As a reminder, the unemployment rate, expected to rise to 3.7%, ultimately remained stable at 3.6% of the active population. Problematic for inflation, the average hourly wage accelerated upwards (+0.6% against a target of +0.3%), and above all, job creations jumped, to more than 345,000 over the month of January !

Christopher Dembik, investment strategy advisor at Pictet AM, asks the central question of the moment for currency traders: "It now remains to be seen when the first rate cut will take place."

"Jerome Powell has clearly ruled out the hypothesis of a decline next March. The money market considers that it will be in May or June. If the 2024 growth forecast for the US economy continues to be revised upwards by analysts, currently at 1.65%, it cannot be ruled out that the first drop will be later, for example in the second half of the year."

The CME's FedWatch tool puts the probability of a decline in Fed Funds in June at 94.8%. The Fed will meet its Monetary Policy Council (FOMC) on June 11 and 12, dates to mark in red on the calendar.

It must be said that with very good performances in employment, consumption and investment, the American economy shows particularly strong resilience within OECD countries.

?Despite the ongoing normalization of the post-Covid job market, consumption should remain resilient across the Atlantic,? says Jeanne Asseraf-Bitton, Research & Strategy Director at BFT IM.

"If housing shortages keep real estate prices at high levels, core inflation excluding housing has already reached 2.1%, not far from the Fed's objective.
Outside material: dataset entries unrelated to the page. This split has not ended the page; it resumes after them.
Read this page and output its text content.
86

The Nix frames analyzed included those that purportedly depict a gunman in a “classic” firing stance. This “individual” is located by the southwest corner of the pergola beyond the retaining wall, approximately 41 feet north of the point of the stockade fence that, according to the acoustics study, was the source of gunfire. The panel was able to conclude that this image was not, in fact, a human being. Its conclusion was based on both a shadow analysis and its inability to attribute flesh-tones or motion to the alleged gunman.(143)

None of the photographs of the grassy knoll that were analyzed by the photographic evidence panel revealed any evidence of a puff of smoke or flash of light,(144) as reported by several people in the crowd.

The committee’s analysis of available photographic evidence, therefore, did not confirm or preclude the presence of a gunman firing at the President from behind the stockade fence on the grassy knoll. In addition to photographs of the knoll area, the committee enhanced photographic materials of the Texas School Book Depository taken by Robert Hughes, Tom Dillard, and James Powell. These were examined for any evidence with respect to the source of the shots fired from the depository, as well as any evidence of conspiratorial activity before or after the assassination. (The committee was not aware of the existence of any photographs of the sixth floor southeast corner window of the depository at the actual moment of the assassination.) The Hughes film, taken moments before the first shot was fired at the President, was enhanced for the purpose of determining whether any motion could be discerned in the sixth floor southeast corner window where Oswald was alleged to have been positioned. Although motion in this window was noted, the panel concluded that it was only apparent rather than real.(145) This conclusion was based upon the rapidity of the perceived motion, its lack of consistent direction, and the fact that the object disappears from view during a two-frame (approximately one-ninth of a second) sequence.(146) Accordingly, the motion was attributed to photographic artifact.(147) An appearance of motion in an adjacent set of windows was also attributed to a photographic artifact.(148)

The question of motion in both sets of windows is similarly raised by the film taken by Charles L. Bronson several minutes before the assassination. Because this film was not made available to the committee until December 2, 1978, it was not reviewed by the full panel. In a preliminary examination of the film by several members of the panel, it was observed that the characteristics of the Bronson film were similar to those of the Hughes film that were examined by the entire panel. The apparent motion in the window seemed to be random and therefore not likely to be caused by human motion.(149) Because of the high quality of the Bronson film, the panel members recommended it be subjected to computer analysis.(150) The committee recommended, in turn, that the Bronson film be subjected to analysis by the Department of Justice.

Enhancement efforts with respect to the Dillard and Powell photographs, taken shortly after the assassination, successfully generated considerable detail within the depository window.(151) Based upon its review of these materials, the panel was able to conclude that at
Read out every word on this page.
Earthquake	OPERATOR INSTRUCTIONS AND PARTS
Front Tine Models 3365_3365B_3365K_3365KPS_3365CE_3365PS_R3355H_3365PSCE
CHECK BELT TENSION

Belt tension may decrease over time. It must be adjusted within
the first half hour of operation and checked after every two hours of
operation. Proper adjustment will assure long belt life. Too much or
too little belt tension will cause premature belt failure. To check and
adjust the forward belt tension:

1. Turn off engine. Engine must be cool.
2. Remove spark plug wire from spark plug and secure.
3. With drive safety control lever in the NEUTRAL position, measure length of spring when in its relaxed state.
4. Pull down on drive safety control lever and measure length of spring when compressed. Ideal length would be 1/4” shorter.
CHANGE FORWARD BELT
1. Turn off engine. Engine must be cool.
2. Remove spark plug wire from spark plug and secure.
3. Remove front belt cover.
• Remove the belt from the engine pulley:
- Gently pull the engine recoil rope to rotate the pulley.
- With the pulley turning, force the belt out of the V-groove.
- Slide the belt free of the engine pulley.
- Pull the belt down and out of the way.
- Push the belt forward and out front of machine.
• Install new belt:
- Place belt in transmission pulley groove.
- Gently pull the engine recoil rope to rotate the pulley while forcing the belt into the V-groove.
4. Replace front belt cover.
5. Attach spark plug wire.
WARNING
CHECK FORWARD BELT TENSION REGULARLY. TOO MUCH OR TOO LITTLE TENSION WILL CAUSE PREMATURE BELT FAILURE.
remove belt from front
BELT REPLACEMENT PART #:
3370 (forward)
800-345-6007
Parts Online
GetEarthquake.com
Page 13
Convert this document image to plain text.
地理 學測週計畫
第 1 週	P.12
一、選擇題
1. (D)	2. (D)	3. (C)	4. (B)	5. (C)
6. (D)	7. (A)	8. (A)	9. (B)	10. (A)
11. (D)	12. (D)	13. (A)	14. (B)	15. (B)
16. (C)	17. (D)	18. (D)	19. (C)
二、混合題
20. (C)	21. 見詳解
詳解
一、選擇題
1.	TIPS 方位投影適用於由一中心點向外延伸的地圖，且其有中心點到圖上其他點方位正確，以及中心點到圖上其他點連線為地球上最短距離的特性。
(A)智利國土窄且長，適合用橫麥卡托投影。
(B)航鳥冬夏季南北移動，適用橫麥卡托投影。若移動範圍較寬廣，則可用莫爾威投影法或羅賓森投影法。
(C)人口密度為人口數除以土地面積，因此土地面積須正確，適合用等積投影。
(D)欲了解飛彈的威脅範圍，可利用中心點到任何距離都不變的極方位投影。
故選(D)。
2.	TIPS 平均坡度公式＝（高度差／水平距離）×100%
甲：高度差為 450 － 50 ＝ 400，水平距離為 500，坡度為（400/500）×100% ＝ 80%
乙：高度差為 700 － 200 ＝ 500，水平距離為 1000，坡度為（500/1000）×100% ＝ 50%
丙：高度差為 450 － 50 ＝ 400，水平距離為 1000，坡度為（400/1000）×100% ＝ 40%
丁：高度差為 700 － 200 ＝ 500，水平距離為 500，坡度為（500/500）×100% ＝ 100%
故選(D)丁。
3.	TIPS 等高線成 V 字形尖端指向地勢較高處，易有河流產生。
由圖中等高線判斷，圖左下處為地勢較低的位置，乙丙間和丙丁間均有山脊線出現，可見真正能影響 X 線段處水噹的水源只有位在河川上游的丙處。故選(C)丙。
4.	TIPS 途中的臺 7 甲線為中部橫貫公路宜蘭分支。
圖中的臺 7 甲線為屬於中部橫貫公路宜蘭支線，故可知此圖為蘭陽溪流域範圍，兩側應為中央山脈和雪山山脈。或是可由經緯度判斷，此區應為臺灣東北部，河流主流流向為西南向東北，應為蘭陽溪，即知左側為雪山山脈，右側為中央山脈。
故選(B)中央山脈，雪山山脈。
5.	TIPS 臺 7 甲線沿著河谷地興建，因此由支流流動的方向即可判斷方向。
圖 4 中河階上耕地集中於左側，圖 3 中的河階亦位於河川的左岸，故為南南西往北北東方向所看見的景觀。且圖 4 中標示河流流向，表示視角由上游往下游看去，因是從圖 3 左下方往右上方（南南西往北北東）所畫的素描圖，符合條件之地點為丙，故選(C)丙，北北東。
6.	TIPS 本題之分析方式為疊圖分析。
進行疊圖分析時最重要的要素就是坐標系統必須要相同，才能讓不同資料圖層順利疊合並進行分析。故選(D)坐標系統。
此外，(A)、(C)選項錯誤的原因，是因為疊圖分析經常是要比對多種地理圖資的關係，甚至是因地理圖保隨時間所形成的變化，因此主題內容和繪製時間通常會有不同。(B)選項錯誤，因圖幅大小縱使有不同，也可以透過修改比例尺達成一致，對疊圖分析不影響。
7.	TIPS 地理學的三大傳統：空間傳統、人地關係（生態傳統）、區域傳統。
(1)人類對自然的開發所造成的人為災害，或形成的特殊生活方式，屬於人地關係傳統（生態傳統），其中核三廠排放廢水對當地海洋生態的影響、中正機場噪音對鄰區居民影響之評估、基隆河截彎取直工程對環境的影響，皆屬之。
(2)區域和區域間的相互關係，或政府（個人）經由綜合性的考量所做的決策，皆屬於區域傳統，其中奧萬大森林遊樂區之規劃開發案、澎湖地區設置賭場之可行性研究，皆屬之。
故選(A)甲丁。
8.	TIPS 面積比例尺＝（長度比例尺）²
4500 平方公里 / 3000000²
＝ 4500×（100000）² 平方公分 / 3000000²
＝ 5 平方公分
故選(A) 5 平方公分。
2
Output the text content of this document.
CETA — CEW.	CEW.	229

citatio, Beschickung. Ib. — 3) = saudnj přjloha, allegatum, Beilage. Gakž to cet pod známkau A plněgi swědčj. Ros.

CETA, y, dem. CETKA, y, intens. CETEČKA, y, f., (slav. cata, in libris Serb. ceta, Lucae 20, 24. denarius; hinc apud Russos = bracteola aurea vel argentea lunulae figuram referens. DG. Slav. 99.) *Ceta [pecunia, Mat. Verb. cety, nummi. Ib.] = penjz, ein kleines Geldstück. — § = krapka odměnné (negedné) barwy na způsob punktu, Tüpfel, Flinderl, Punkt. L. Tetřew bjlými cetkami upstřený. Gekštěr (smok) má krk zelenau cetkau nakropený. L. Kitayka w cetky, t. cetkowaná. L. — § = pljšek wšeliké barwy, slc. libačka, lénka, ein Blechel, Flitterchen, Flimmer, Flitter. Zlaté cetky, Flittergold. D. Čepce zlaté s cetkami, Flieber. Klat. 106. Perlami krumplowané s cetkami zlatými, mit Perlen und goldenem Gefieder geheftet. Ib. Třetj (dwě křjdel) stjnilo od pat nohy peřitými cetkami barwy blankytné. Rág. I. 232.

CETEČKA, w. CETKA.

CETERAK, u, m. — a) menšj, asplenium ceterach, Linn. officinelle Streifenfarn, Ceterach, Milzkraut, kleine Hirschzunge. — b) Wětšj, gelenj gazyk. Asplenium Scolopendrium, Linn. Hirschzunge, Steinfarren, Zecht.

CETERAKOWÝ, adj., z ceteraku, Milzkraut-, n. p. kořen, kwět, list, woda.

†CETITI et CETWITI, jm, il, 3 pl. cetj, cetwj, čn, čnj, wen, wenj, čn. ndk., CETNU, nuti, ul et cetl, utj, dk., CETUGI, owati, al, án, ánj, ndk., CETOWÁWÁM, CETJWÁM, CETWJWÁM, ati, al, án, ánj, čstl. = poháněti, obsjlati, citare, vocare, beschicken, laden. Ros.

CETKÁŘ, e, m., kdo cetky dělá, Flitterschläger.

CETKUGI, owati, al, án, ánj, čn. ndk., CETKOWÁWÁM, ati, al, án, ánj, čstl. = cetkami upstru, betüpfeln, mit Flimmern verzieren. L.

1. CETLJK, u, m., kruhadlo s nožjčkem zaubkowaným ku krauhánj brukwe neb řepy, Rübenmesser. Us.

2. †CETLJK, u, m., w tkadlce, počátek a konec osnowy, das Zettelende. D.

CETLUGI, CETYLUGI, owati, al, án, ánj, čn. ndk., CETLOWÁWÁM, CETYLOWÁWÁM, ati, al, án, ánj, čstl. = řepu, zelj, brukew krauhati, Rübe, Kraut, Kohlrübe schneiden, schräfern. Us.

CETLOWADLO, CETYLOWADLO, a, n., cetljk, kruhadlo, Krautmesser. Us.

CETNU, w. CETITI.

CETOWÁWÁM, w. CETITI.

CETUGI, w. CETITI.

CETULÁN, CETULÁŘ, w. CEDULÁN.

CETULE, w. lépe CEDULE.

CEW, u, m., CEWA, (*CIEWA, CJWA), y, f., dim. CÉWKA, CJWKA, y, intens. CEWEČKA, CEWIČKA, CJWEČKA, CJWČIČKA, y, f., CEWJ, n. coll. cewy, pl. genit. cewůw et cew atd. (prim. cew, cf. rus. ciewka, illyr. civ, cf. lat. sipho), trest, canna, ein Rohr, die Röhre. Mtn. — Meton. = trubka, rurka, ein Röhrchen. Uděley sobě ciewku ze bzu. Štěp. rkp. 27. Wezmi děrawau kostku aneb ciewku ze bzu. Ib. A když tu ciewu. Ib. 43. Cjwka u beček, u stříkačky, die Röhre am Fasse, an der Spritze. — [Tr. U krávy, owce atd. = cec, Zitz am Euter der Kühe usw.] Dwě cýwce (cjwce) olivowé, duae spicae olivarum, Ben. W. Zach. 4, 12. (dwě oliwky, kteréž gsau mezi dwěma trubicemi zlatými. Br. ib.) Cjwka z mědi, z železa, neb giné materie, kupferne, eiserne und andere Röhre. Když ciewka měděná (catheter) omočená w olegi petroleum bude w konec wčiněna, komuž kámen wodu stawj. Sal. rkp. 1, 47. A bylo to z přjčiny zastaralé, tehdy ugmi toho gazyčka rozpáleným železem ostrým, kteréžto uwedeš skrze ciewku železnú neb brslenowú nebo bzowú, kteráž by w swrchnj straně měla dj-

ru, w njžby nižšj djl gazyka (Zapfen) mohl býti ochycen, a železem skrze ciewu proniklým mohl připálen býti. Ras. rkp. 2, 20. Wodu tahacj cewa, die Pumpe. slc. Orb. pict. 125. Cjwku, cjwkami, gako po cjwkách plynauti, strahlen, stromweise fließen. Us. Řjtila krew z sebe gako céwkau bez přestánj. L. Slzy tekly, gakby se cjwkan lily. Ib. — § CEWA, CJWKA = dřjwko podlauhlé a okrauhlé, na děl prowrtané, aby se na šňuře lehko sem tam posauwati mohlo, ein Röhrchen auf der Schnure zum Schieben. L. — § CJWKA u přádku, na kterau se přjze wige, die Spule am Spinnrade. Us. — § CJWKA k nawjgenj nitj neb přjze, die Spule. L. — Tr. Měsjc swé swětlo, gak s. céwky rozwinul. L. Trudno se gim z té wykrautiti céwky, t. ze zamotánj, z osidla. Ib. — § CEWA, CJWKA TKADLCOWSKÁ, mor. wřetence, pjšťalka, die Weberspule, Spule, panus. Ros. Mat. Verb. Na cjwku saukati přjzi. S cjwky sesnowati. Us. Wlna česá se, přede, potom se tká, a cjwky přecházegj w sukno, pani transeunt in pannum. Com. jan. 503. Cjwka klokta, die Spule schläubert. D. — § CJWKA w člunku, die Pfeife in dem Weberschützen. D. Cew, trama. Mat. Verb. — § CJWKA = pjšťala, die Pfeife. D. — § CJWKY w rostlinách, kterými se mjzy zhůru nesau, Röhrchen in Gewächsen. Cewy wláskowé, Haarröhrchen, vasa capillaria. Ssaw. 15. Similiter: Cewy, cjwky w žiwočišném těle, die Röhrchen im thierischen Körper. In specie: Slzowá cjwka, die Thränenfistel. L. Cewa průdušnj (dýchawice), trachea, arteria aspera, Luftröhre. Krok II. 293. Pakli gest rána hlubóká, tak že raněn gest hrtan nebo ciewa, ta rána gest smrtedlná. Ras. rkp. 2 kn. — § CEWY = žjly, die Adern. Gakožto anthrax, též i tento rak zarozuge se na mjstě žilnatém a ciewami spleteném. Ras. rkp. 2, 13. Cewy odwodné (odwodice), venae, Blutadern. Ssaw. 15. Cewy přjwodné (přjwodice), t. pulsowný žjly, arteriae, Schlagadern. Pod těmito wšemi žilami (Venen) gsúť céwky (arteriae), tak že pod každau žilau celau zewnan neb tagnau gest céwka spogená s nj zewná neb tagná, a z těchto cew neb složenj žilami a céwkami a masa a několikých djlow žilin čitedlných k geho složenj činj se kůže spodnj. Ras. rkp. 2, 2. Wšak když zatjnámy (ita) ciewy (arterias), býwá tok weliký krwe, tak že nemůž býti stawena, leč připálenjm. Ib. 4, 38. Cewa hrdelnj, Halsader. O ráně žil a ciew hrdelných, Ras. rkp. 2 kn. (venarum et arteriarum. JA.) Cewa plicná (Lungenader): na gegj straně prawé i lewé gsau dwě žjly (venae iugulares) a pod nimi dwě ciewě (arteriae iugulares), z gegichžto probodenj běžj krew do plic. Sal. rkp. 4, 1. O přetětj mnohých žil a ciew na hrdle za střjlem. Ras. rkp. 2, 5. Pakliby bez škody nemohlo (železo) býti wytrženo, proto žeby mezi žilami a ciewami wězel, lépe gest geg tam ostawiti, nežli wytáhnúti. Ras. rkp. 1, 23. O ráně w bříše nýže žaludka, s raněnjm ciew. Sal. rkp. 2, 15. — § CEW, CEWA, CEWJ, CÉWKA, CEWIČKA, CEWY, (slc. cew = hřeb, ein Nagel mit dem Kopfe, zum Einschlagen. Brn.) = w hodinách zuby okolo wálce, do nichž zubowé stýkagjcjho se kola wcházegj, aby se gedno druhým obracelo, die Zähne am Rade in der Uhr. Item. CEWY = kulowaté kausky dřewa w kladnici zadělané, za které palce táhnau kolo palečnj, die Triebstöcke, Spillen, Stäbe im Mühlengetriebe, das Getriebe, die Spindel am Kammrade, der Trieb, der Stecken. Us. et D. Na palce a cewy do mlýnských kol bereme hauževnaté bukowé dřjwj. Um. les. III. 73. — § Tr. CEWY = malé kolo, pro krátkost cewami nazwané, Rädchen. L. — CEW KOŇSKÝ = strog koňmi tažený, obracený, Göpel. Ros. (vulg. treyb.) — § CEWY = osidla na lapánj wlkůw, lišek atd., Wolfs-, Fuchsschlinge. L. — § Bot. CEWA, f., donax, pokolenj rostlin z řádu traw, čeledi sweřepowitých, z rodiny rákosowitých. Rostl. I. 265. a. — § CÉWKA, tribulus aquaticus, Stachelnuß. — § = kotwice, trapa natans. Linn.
However, the resilience of activity should not encourage it to accelerate its timetable for rate cuts, as the market anticipated at the end of the year. For our part, we forecast a rate cut of 125 basis points this year, a movement which could begin in May- June."

On the macroeconomic side, there is little to eat this Tuesday. Note slightly disappointing retail sales in the Eurozone in January (-1%), below target.

Right now, the EUR/USD is trading at $1.0742.

KEY CHART ELEMENTS
Interestingly technical fact, the 20-day moving average (in dark blue, bearish), is currently breaking its 50-day moving average (in orange, horizontal), a first contact since 13 November. The graphic and technical situation is tensing under this trend line. The angle of attack is, however, not very important. This trend curve, the first cited, which is accelerating downward, will conveniently serve as a trailing stop.

MEDIUM TERM FORECAST
Considering the key graphical factors that we have mentioned, our opinion is negative in the medium term on the EUR/USD.

Our entry point is at $1.0733. The price target for our bearish scenario is at $1.0436. To preserve the invested capital, we advise you to position a protective stop at $1.0857.

The expected profitability of this strategy is 297 pips and the risk of loss is 124 pips.